Westminster, the City of London and Camden Council have been urged to scrap 80% rate relief on Church of Scientology buildings.
The Church of Scientology Religious Educational College Inc. is believed to have saved nearly £2m from commercial rate breaks in the capital - in 2008 the non-for profit organisation filed an income of almost £13m.
Communities Secretary Eric Pickles said voters do not want to see preferential treatment of an organisation the Charities Commission refused to designate a church for tax reasons.
The Church of Scientology says local council authorities have "recognised the religious nature of Scientology".
Figures published in Private Eye revealed the full extent of how much the American based group benefits from rate relief.
The City of London saved the organisation £1.3m in rates on their London Org (centre) at Queen Victoria Street since 2006.
Westminster City Council has spared the group over £150,000 on its "London Celebrity Centre" in Leinster Gardens in more than a decade. The council classes the Church as a "non-registered charity" as it is "beneficial to the community,"

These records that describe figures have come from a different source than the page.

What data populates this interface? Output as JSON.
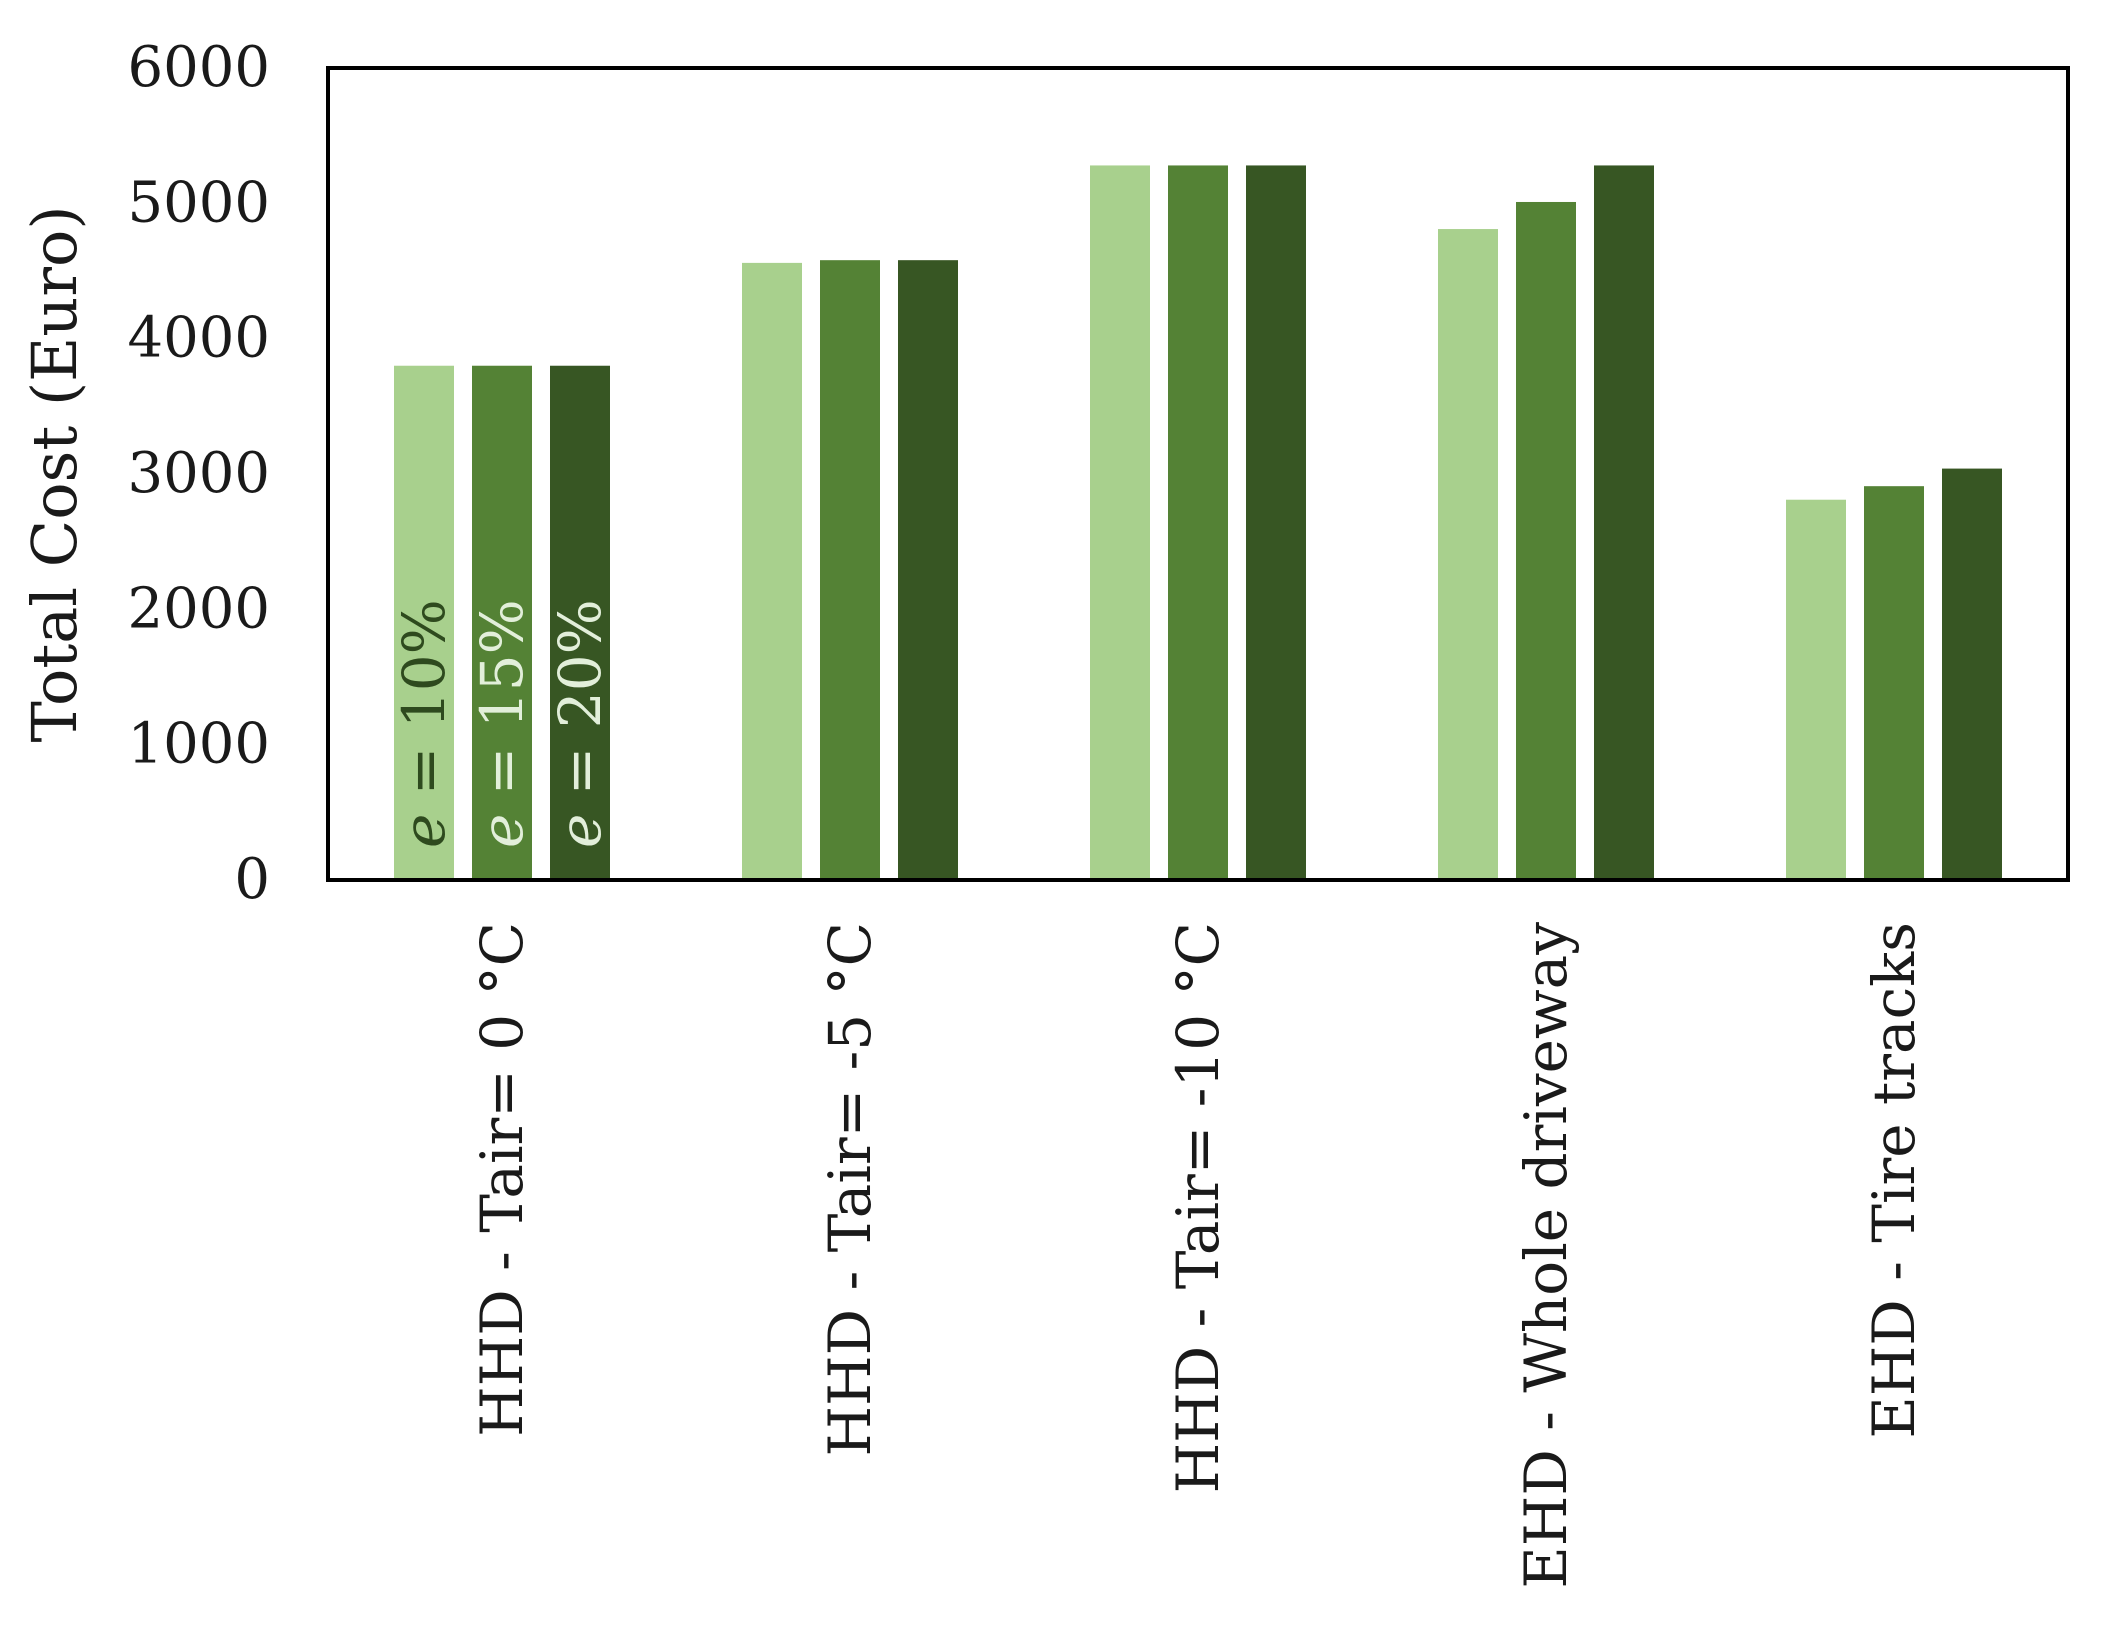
{
  "chart_data": {
    "type": "bar",
    "ylabel": "Total Cost (Euro)",
    "xlabel": "",
    "ylim": [
      0,
      6000
    ],
    "yticks": [
      0,
      1000,
      2000,
      3000,
      4000,
      5000,
      6000
    ],
    "grid": false,
    "categories": [
      "HHD - Tair= 0 °C",
      "HHD - Tair= -5 °C",
      "HHD - Tair= -10 °C",
      "EHD - Whole driveway",
      "EHD - Tire tracks"
    ],
    "series": [
      {
        "name": "e = 10%",
        "symbol": "e",
        "rest": " = 10%",
        "color": "#a8d08d",
        "label_color": "#2e4a1e",
        "values": [
          3800,
          4560,
          5280,
          4810,
          2810
        ]
      },
      {
        "name": "e = 15%",
        "symbol": "e",
        "rest": " = 15%",
        "color": "#548235",
        "label_color": "#e2efda",
        "values": [
          3800,
          4580,
          5280,
          5010,
          2910
        ]
      },
      {
        "name": "e = 20%",
        "symbol": "e",
        "rest": " = 20%",
        "color": "#375623",
        "label_color": "#e2efda",
        "values": [
          3800,
          4580,
          5280,
          5280,
          3040
        ]
      }
    ]
  }
}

However, Camden Council have so far refused to reveal the discount it offers on the Scientologists "Stress Test Centre" on Tottenham Court Road.
Not all local authorities give the tax break, Manchester City Council and Mid Sussex District Council both charge the full commercial rate
Mr Pickles said: "Tolerance and freedom of expression are important British values, but this does not mean that the likes of Church of Scientology deserve favoured tax treatment over and above other business premises.

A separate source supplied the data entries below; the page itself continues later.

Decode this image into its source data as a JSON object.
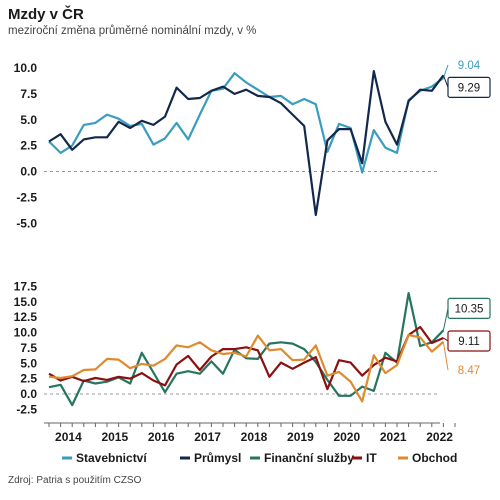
{
  "title": "Mzdy v ČR",
  "subtitle": "meziroční změna průměrné nominální mzdy, v %",
  "source": "Zdroj: Patria s použitím CZSO",
  "colors": {
    "stavebnictvi": "#3a9cbf",
    "prumysl": "#13294b",
    "financni": "#25755f",
    "it": "#8b1010",
    "obchod": "#e08a2e"
  },
  "chart_data": [
    {
      "type": "line",
      "x_tick_labels": [
        "2014",
        "2015",
        "2016",
        "2017",
        "2018",
        "2019",
        "2020",
        "2021",
        "2022"
      ],
      "x_unit": "quarter",
      "x_start": "2014Q1",
      "ylim": [
        -5,
        11
      ],
      "y_ticks": [
        "10.0",
        "7.5",
        "5.0",
        "2.5",
        "0.0",
        "-2.5",
        "-5.0"
      ],
      "y_tick_values": [
        10,
        7.5,
        5,
        2.5,
        0,
        -2.5,
        -5
      ],
      "series": [
        {
          "name": "Stavebnictví",
          "color_key": "stavebnictvi",
          "values": [
            2.9,
            1.8,
            2.5,
            4.5,
            4.7,
            5.5,
            5.1,
            4.4,
            4.6,
            2.6,
            3.2,
            4.7,
            3.1,
            5.5,
            7.8,
            8.0,
            9.5,
            8.6,
            7.9,
            7.2,
            7.3,
            6.5,
            7.0,
            6.5,
            1.9,
            4.6,
            4.2,
            -0.1,
            4.0,
            2.3,
            1.8,
            6.9,
            7.8,
            8.2,
            9.04
          ],
          "end_label": "9.04"
        },
        {
          "name": "Průmysl",
          "color_key": "prumysl",
          "values": [
            2.9,
            3.6,
            2.1,
            3.1,
            3.3,
            3.3,
            4.8,
            4.2,
            4.9,
            4.5,
            5.3,
            8.1,
            7.0,
            7.1,
            7.8,
            8.2,
            7.5,
            7.9,
            7.3,
            7.2,
            6.6,
            5.5,
            4.4,
            -4.2,
            3.0,
            4.1,
            4.1,
            0.8,
            9.7,
            4.8,
            2.6,
            6.8,
            7.9,
            7.8,
            9.29
          ],
          "end_label": "9.29"
        }
      ]
    },
    {
      "type": "line",
      "x_tick_labels": [
        "2014",
        "2015",
        "2016",
        "2017",
        "2018",
        "2019",
        "2020",
        "2021",
        "2022"
      ],
      "x_unit": "quarter",
      "x_start": "2014Q1",
      "ylim": [
        -3,
        18
      ],
      "y_ticks": [
        "17.5",
        "15.0",
        "12.5",
        "10.0",
        "7.5",
        "5.0",
        "2.5",
        "0.0",
        "-2.5"
      ],
      "y_tick_values": [
        17.5,
        15,
        12.5,
        10,
        7.5,
        5,
        2.5,
        0,
        -2.5
      ],
      "series": [
        {
          "name": "Finanční služby",
          "color_key": "financni",
          "values": [
            1.1,
            1.5,
            -1.8,
            2.2,
            1.7,
            2.0,
            2.7,
            1.7,
            6.7,
            3.5,
            0.3,
            3.3,
            3.7,
            3.3,
            5.3,
            3.3,
            7.2,
            5.8,
            5.7,
            8.2,
            8.4,
            8.2,
            7.3,
            5.2,
            2.3,
            -0.3,
            -0.3,
            1.2,
            0.5,
            6.7,
            5.1,
            16.4,
            7.8,
            8.4,
            10.35
          ],
          "end_label": "10.35"
        },
        {
          "name": "IT",
          "color_key": "it",
          "values": [
            3.3,
            2.2,
            2.8,
            2.1,
            2.6,
            2.3,
            2.8,
            2.5,
            3.4,
            2.2,
            1.4,
            4.8,
            6.2,
            3.9,
            6.1,
            7.3,
            7.3,
            7.6,
            7.1,
            2.8,
            5.1,
            4.1,
            5.1,
            6.0,
            0.8,
            5.5,
            5.1,
            3.0,
            4.7,
            5.9,
            5.3,
            9.6,
            10.9,
            8.3,
            9.11
          ],
          "end_label": "9.11"
        },
        {
          "name": "Obchod",
          "color_key": "obchod",
          "values": [
            2.8,
            2.6,
            2.9,
            3.9,
            4.0,
            5.7,
            5.6,
            4.2,
            4.9,
            4.6,
            5.7,
            7.9,
            7.6,
            8.4,
            7.1,
            6.5,
            6.7,
            6.1,
            9.5,
            7.1,
            7.3,
            5.5,
            5.6,
            7.9,
            3.0,
            3.6,
            2.0,
            -1.2,
            6.3,
            3.4,
            4.7,
            9.6,
            9.2,
            6.9,
            8.47
          ],
          "end_label": "8.47"
        }
      ]
    }
  ],
  "legend": [
    "Stavebnictví",
    "Průmysl",
    "Finanční služby",
    "IT",
    "Obchod"
  ]
}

"The Church of Scientology is not a registered charity, since the Charity Commission has ruled that it does not provide a public benefit. Nor are its premises a recognised place of worship.
"Councils may award charitable relief. They should take into consideration the Charity Commission's rulings when weighing up whether to do so.

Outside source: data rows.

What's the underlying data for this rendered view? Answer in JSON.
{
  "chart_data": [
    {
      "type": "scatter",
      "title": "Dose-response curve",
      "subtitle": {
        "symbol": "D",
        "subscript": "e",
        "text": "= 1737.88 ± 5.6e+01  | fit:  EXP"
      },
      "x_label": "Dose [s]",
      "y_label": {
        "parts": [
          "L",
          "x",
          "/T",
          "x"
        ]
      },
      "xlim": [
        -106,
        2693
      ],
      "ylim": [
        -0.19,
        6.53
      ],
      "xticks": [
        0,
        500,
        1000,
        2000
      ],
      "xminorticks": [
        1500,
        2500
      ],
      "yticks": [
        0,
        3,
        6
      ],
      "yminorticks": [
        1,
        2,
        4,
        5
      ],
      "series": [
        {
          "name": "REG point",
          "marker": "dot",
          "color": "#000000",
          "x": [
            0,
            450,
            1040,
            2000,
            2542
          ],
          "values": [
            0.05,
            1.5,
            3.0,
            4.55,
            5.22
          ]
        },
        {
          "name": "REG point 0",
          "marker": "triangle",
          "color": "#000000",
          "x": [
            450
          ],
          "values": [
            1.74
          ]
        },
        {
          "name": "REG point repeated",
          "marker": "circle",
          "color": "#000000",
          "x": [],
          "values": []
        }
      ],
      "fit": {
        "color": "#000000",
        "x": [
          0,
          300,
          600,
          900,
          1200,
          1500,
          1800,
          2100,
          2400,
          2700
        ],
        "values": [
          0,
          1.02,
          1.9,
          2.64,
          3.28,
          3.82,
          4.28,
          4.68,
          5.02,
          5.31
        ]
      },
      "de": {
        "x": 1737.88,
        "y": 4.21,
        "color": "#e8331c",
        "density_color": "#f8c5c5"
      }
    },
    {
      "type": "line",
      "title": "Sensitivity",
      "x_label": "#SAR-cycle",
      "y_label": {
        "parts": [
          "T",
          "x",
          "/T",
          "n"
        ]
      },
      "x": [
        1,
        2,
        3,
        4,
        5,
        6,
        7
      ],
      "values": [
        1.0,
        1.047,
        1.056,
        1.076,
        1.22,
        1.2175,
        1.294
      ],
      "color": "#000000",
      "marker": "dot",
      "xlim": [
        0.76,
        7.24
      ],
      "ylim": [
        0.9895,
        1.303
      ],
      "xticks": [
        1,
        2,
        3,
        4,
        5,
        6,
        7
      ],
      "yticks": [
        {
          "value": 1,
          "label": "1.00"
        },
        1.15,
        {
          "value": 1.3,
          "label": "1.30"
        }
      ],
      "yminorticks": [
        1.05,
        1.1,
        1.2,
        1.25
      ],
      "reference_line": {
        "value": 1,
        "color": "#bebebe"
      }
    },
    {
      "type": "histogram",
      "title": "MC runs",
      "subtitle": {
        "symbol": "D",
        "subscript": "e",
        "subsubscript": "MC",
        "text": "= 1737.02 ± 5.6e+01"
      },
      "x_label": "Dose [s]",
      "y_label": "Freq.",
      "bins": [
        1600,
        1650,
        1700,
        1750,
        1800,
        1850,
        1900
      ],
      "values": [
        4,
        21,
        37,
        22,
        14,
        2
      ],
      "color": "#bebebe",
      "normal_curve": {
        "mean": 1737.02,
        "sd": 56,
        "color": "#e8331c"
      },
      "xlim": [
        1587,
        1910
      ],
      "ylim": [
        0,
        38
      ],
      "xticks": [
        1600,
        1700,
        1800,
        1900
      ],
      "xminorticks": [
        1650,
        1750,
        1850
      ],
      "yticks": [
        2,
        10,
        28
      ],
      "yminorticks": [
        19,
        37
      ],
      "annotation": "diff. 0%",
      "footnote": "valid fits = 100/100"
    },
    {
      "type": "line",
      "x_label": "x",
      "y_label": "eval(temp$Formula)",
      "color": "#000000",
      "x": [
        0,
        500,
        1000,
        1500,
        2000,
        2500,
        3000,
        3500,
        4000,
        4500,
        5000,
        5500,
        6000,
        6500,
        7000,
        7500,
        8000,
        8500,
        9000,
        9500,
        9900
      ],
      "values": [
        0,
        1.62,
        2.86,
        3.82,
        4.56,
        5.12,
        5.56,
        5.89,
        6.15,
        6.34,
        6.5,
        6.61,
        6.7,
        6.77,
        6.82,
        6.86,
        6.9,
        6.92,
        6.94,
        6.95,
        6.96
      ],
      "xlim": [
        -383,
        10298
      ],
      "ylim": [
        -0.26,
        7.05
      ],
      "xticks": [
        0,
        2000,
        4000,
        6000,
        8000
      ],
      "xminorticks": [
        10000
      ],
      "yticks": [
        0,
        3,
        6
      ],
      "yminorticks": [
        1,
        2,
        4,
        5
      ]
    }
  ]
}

"I do not believe the majority of the public would want their own council to be giving special tax breaks to such a controversial organisation."
A Church of Scientology spokesman told the Guardian:
"Scientology is very popular with those who have visited our churches, met with Scientologists and observed or utilised our numerous community activities that effectively address drug abuse, illiteracy, declining moral values, human rights violations, criminality and more.
"Local council authorities, government bodies in this country and many others, and the European Court of Human Rights have all recognised the religious nature of Scientology, or the fact that Scientologists are actively helping those in their communities as a direct reflection of their religious beliefs."